Deoxyribonucleoside kinases are a family of enzymes with high sequence similarity between different species. Although this high degree of conservation a thorough characterization often reveal differences in substrate specificity and unique properties for several of the nucleoside kinases. The multisubstrate nucleoside kinase from Drosophila melanogaster and the herpes viral thymidine kinases all show a broad substrate specificity and are therefore used as suicide genes in gene/chemotherapy protocols. In search of even more efficient suicide gene candidates, we have investigated three viral nucleoside kinases with regard to their substrates specificities and kinetic properties.
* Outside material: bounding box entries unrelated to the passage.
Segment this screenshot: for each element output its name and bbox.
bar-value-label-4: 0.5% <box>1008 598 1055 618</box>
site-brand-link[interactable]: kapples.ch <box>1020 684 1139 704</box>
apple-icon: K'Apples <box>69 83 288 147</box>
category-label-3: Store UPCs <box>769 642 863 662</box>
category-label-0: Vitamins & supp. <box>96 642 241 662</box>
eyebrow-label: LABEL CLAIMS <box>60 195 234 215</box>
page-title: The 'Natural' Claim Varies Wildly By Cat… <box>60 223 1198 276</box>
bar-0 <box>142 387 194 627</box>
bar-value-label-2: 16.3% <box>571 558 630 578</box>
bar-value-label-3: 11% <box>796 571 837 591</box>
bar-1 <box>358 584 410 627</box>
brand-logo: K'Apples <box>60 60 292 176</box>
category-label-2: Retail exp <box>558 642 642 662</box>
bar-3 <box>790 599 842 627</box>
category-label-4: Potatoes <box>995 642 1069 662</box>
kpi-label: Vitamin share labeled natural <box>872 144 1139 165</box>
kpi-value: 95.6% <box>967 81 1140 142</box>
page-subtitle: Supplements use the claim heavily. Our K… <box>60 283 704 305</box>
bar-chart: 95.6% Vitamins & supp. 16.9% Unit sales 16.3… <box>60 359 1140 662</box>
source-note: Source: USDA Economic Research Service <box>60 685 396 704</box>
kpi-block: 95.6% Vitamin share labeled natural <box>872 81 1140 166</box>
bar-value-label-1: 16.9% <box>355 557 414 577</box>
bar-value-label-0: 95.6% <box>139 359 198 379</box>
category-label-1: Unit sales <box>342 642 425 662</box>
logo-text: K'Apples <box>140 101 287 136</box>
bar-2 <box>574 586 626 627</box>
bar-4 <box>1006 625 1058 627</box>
All of the enzymes studied in this report were strictly pyrimidine nucleoside kinases that most efficiently phosphorylated dThd among the natural substrates. The VVTK also recognized dCyd with low efficiency. VVTK also efficiently convert the pyrimidine analogs araT, AZT, and BVDU to their corresponding mono-phosphates. The feline and canine herpes virus TKs showed a sequence similarity of approximately 54% with the herpes simplex virus TK. However, the substrate specificity of FHV-TK and CHV-TK was limited to dThd and thymidine analogs.

We conclude that the substrate specificity of VVTK, FHV-TK and CHV-TK is limited to thymidine and thymidine analogs, although VVTK also recognized dCyd with low efficiency. None of the three investigated thymidine kinases in our study demonstrate the broad substrate specificity characteristic for HSV-TK.